"Him as wore the long white beard," said the boy. "The Jew, to wit. Eh, but a got his cess, the runnion!"

"Shylock!" she cried, in spite of herself.

So this was the gossiping barn-stormer, the dissolute actor. Will Shakespeare it was with whom her Guy had spent the evening! Phœbe Wise could but capitulate, and Mary Burton took for a time triumphant possession of the heart that was Guy Fenton's.

"Have the players left the Peacock?" she asked, eagerly.

"Nay, mistress, know you not that they play to-night at the home of Sir William Percy?"

"Then they are here, at the inn, boy?"

"A saw him that played the Jew i' the garden not a half hour since. He's wont to wander there and mutter the words of the play. I'll warrant him there now, mistress."

Here, indeed, was good fortune! Shakespeare was in the garden. He should tell her where to find Guy that she might warn him. Quickly she turned away and hurried out of the yard and around the north L, beyond which was the garden, laid out with ancient hedges and long beds of old-fashioned flowers.

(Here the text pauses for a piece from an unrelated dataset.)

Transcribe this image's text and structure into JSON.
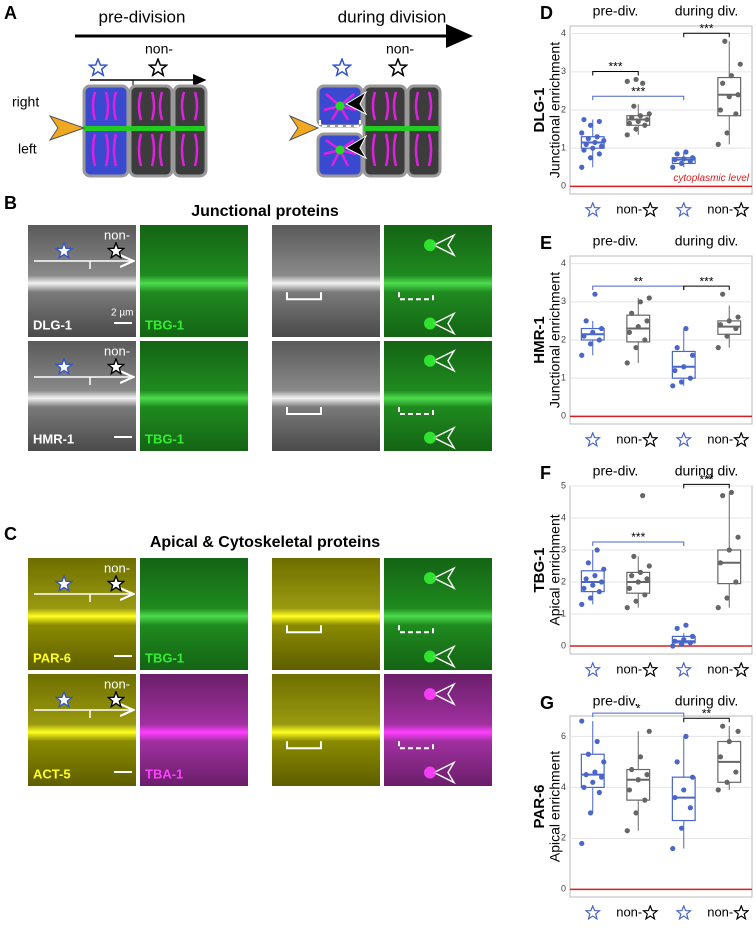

Now this same garden was the chief pride of the neighborhood, the more especially that gardens were but seldom found attached to inns in those days. Here there had been a partly successful attempt to imitate Italian landscape gardening; but the elaborately arranged paths, beds, and parterres, with their white statues and fountains, lost their effectiveness closed in as they were by high walls of vine-covered brick. It was rumored that once a stately peacock had here once flaunted his gorgeous plumage, giving his name to the inn itself—but this legend rested upon little real evidence.

When Phœbe reached the entrance to the main walk she stopped and looked anxiously about her. Nowhere could she see or hear anyone. Sadly disappointed, she moved slowly forward, glancing quickly to right and left, still hoping that he whom she sought had not utterly departed.